Por Esteban Jaramillo Osorio
*Los relevos que asoman*
“Cuando naces para el martillo del cielo te caen los clavos.”
Néiser Villarreal puso freno con sus goles a las turbulencias que le perseguían. Se consagra en el mundial como lo hizo en Venezuela en el Suramericano.
Su rebeldía y sus conflictos con Millonarios, tuvieron una justificación, inducida por su empresario. Quiso su libertad de acción en el mercado y la logró. Diferente a Jhon Jader Durán, rebelde sin causa, rehén de su patanería.
Punta de lanza en el trabajo del equipo de Colombia, que tuvo la madurez para sortear las dificultades del partido ante España, rival que nunca lo tuvo fuera de combate. Impactantes fueron su olfato, su precisión al definir y su oportunismo.
Su triplete lo convirtió en el eje de un espectacular partido, disfrutado y sufrido de principio a fin, con eléctrico trámite y resultado incierto, para eliminar a España, que le permitió a Colombia clasificar a semifinales y rotularse como uno de los favoritos.

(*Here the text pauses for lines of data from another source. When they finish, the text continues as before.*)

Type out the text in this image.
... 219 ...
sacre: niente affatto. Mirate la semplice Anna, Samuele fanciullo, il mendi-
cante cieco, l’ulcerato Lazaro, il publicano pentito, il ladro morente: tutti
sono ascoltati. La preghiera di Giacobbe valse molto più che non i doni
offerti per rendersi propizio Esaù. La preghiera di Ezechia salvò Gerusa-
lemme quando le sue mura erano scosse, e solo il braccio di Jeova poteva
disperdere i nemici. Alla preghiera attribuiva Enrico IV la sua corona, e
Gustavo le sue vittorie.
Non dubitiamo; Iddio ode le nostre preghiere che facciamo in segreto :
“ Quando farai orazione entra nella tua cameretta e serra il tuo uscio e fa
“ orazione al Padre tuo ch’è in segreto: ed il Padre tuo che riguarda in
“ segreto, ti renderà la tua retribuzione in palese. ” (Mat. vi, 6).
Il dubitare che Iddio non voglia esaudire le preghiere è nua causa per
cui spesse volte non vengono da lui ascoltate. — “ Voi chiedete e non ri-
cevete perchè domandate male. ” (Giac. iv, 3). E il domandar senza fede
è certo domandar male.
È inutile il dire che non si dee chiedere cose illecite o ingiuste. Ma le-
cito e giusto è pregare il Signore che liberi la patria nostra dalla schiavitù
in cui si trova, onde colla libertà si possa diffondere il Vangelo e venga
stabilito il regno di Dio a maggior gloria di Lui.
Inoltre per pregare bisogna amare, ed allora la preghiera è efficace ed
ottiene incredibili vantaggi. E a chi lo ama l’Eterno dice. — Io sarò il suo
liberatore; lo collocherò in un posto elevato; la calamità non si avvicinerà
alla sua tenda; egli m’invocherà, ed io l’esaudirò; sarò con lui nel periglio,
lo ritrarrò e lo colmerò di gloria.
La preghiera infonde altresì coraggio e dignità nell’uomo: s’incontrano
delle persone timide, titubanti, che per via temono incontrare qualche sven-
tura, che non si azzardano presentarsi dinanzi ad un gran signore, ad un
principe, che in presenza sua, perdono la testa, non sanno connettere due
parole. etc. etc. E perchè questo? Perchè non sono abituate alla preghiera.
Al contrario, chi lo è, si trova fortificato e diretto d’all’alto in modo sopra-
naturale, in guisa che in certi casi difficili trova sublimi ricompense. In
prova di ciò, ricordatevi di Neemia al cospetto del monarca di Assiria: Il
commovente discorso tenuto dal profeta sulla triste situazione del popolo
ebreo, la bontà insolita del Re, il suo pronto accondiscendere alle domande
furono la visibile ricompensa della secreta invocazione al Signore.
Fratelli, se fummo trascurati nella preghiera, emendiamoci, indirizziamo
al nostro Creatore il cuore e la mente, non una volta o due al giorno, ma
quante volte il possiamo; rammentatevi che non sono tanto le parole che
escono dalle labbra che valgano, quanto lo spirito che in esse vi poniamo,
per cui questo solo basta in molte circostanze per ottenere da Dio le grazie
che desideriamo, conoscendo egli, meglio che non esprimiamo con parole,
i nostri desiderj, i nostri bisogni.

El lance fue un manjar por todas las emociones que produjo. Un festín para los sentidos. Lo jugó Colombia con extrema aplicación, vértigo y técnica en los pasos al ataque, superioridad en los duelos y profundidad en sus pases. Con ofensiva dinámica, imponencia física, velocidad y reacción.
Las cualidades en el juego, desbordaron los elogios y justificaron el triunfo. Uno de los más importantes de la historia en la categoría, que exhibió otros jugadores con clase como Jordan Barrera un exquisito que apunta a ser el sucesor de James Rodríguez, González un mediocampista de ida y vuelta y los centrales García (ausente esta vez), y Mosquera, con solidez en sus acciones.
ANTE MÉXICO
Los pases magistrales, típicos del fantástico James, tan sutiles, tan suyos, con influencia en tres de los cuatro goles, tan precisos, tan deliciosos y el cañonazo de Lerma, sin dejar caer la pelota cuando le pegó con el alma, que ningún mexicano vio, pagaron el boleto.
Colombia, la de Lorenzo, aplastó a los aztecas, los dejó en rines. Rivales, esta vez, de pacotilla. Los debilitó y erosionó a medida que pasaron los minutos, ante la afición colombiana eufórica y la tribuna mexicana, desconcertada.
Estupendas fueron las maniobras de gol, con efectos anímicos entre los aficionados, que empiezan a cultivar el sueño del mundial.
Luis Díaz, el socio ideal del talentoso «10», reafirmó como siempre sus cualidades de futbolista serio y efectivo, en el equipo alternativo que enseñó el entrenador, moldeando la nómina que irá a la próxima cita orbital.
Fue un día inolvidable, con encanto, en el que Colombia rompió las redes siete veces con talento y ambición. Algo infrecuente. Goles desde el juego y desde las genialidades que hicieron real, el tantas veces imaginario mundo de las victorias.